Why would a NOR user see this more often than a NAND user? NOR takes much longer to erase a block than NAND does. It’s possible that both are compacting, but the NAND device got done quickly enough that you don’t notice.
Why would this possibly run for longer than 2 seconds? I’m at a loss there. Maybe something is continuing to write data and is forcing more compaction?
What about these registry keys?
Someone told me that changing the registry keys “CompactionPrio256” and “CompactionCritPrio256” fixes the problem. Unfortunately, that can’t be correct. There are two things you need to know. First, in Windows CE, smaller numbers are higher priority. Compaction defaults to 255, which is the lowest possible priority. Making the number lower would increase the priority. That’s the opposite of what you think you want to do.

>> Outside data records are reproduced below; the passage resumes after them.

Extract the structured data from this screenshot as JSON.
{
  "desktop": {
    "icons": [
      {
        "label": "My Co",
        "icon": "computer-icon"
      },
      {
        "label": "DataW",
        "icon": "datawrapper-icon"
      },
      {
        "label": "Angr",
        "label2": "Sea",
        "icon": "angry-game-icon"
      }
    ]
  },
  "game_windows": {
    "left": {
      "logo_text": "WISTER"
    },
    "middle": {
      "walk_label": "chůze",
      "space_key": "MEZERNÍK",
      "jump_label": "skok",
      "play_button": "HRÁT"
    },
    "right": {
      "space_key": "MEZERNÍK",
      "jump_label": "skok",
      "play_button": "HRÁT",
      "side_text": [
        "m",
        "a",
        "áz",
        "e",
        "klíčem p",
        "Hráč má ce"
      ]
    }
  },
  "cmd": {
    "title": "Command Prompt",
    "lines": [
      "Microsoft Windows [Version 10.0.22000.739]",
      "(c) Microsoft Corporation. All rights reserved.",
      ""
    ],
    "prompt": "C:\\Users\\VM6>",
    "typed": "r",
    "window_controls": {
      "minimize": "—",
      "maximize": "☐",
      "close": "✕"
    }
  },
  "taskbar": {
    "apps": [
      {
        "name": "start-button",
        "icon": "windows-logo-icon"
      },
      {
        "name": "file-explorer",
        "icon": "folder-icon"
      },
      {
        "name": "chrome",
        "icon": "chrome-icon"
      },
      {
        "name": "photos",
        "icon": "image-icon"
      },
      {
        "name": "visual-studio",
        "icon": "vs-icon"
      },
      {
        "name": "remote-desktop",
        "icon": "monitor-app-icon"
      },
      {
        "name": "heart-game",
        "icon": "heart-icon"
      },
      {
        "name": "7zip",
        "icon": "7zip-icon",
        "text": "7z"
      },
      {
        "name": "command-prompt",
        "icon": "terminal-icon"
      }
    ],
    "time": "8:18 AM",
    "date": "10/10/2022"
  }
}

More importantly, though, changing those registry keys doesn’t do anything. It is the file system that loads and creates the registry. But the file system needs some information before the registry is loaded. So there is a very small bit of data (a “boot strap” registry) that is loaded before the user changeable registry is loaded. The real versions of these values are in that pre-registry. The ones you see are kind of like reflections of those real values. You can change them to your heart’s content, but you’re only changing the reflection. You’re not changing the actual values the file system uses. There’s no end user way to change the real values.
<braces for impact>
Hopefully I answered some of your questions. I know that I didn’t answer the question you really care about though. “When are you going to fix this?” I’m expecting a lot of angry comments as a result. I’ll apologize up front that I don’t have an answer to that one.